Thank you, Algonquin Young Readers, for allowing me to read Camp QUILTBAG early.
Yes, yes, and yes!!! A.J. Sass is one of my favorite middle grade authors, and this cooperation with Nicole Melleby is just fantastic! Loved, loved, loved it! Highly recommended to anyone who loves middle grade books with superb BIPOC and queer rep!
Well, here I am, writing the first official review for this book and I'm so freaking happy.
I wasn't expecting to get so emotional over this book seeing as I am 27 years old and this book it's a middle grade summer camp book about 12-year-olds but from the second I saw this cover I knew this was going to be a good one.
Camp QUILTBAG is about a queer summer camps in Minnesota and kids from all over the country come to it. It's a 2-week summer camp and there is such a wide range of all sorts of kids of all different types of identities and representation at the camp.
Our first main character is Abigail (she/her/hers) who is pretty sure that she is a lesbian but she can't quite say the word yet. She goes to a Catholic school and has a crush on her best friend Stacy's mom (The millennial in me the absolutely loved this reference 😂) when Stacy found out about Abigail's crush, she was really really mean about it and Abigail is determined to find somewhere that she can safely explore her queer identity and maybe find some friends and so she starts searching out and finds camp QUILTBAG.
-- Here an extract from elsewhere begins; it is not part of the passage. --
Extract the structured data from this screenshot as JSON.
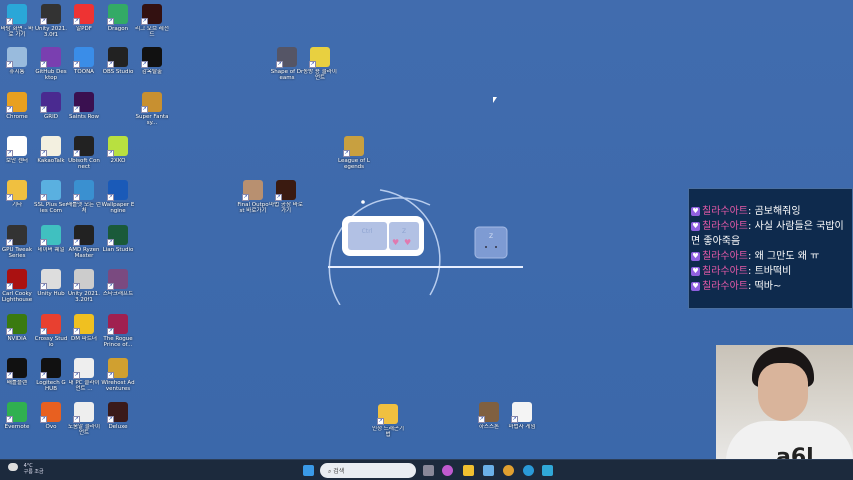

Then we have Kai (e/eir/em). Kai has been struggling with eir new pronouns, not necessarily the pronouns themselves but having people respect em. E didn't want to go to camp and was perfectly content to hang out with eir friends doing parkour but e finds out that maybe there's more to camp than e thought, and maybe a boy to crush on as well.
The majority of this book takes place at camp and we see the two of them get put into their cabins and begin to form friendships with their cabin mates. The whole camp is doing a sort of competition and Abigail and Kai form a sort of alliance. I loved all of the secondary characters, especially Bryn and Oren. We see Abigail and Kai make friendships and struggle to be confident and all of their feelings, emotions, and experiences.
At it'sheart this book is about acceptance and learning that even if you are not in a safe space in your day-to-day life, there is a safe community for you and a community that will welcome you with open arms. There are people who love you and accept you and want you to be happy no matter what. There are people who will always respect your name and pronouns and identity because that is the absolute bare minimum that we deserve. It is about how even if we aren't able to be immersed in this safe found family everyday, our community is still there for us and will help us and support us as we find our way. I think that this is an exceptionally important story for young queer kids to have access to.
I didn't cry while I was reading the book but I did cry at the end and when I finished because I cannot even imagine having such a safe space as a kid and I am so so happy that places like Camp QUILTBAG really do exist and there really are camps full of queer kids who are allowed to just exist and be exactly who they are.
A SAMPLING of the representation on page: lesbian, queer, nonbinary, trans, gay, bisexual, pansexual autistic, Jewish, Black, Latine, white. (This is just a handful of rep that I can remember off the top of my head)
I do wish there was more prominent aspec rep, even if one of the kids in the cabins mentioned it vs a small reference to a kid making an ace bracelet. A lot of this is focused on crushes, and while that's totally valid and awesome, it would've been extra cool to see some additional aro or ace rep. Also would've loved to see a fat camper or two or perhaps some conversations about disability and access to camp. But those are really my only comments.